Alors que la Francophonie est aujourd’hui vue comme un espace commun, ou tout du moins comme une volonté telle. Marie-Christine Saragosse, directrice générale de TV5 Monde s’interroge ainsi sur le bien-fondé de la constitution de cet espace commun, arguant que la francophonie n’est pas commune, elle est avant tout mondiale. Aussi, « elle ne doit pas s’arrêter aux pays francophones ». La francophonie, par sa langue, incarne beaucoup plus. Odile Conseil, rédactrice en chef adjointe à Courrier International voit dans le langage de Molière une langue pivot.

Chargé d’Histoire, il convient pour autant de ne pas embellir la chose, Odile Conseil l’a ainsi très bien fait en dressant un portrait d’une Francophonie bien mal en point. La francophonie se base encore et toujours sur les choses en commun (c’est-à-dire le passé) et non sur une construction de la culture sur l’altérité (vers le futur) comme nous l’indique Michelle Bergadaà de la faculté des sciences économiques et sociales de l’UNIGE.

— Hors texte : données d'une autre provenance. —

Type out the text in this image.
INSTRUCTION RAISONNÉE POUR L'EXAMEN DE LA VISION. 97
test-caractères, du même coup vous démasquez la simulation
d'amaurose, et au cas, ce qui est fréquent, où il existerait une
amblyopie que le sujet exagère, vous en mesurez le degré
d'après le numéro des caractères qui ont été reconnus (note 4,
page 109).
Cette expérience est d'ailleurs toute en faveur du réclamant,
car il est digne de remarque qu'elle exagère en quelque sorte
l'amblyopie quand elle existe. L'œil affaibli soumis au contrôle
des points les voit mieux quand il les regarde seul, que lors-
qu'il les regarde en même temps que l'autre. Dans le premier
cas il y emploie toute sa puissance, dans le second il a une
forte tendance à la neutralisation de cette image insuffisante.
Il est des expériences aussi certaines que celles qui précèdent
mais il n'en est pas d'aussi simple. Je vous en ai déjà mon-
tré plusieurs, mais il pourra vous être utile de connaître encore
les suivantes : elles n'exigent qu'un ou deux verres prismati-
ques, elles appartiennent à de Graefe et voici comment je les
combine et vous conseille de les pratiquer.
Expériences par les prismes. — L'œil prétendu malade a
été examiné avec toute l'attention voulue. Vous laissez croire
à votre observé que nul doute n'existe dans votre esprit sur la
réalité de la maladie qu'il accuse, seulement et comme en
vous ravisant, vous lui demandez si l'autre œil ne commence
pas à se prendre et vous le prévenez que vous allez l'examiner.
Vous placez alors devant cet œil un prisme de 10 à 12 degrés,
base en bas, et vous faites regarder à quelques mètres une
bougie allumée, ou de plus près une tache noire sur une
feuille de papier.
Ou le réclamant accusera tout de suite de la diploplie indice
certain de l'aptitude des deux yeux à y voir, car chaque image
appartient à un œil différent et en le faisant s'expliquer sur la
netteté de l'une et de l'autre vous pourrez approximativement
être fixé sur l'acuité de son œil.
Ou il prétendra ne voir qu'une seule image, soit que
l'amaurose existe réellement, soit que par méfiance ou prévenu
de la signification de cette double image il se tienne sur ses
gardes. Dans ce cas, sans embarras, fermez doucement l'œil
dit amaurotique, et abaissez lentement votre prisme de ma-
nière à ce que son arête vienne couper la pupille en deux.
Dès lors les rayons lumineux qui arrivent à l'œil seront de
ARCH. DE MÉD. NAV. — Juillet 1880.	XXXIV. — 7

Abandonnée dans plusieurs pays d’Afrique, la langue française, bien que possédant un contenu spécifique, doit aujourd’hui sa survie culturelle en grande partie grâce aux multiples subventions octroyées par divers organismes. Si demain ce système de soutien au développement culturel de la Francophonie était davantage mis à mal, l’effondrement pourrait approcher à grand pas. Ce dernier se faisant déjà ressentir, la France se désengageant de la promotion de la francophonie avec les nombreuses fermetures d’instituts culturels français ou la baisse de subvention pour les organismes de promotion de la culture à l’étranger alors que des pays comme la Chine, l’Allemagne ou l’Espagne entament un chemin inverse.

Le développement langagier, le système de promotion de la culture diminue sans cesse, peut-être non par manque de volonté mais davantage par manque d’adaptation. Aussi, on assiste au développement de manière numérique de multiples cultures, tel que l’allemand, dans des pays où pourtant les liens historiques sont relativement inexistants. François Mitterrand prenait soin de poser la question il y a désormais de nombreuses années : « Que serait la Francophonie si personne ne parlait français ? » Il convient de garder ce questionnement en mémoire et il est aujourd’hui tant d’inverser la tendance. L’utilisation du soft power ne sous-entend pas une position passive. Si la Francophonie se doit, demain, d’exister, elle doit dès aujourd’hui prendre en charge son avenir.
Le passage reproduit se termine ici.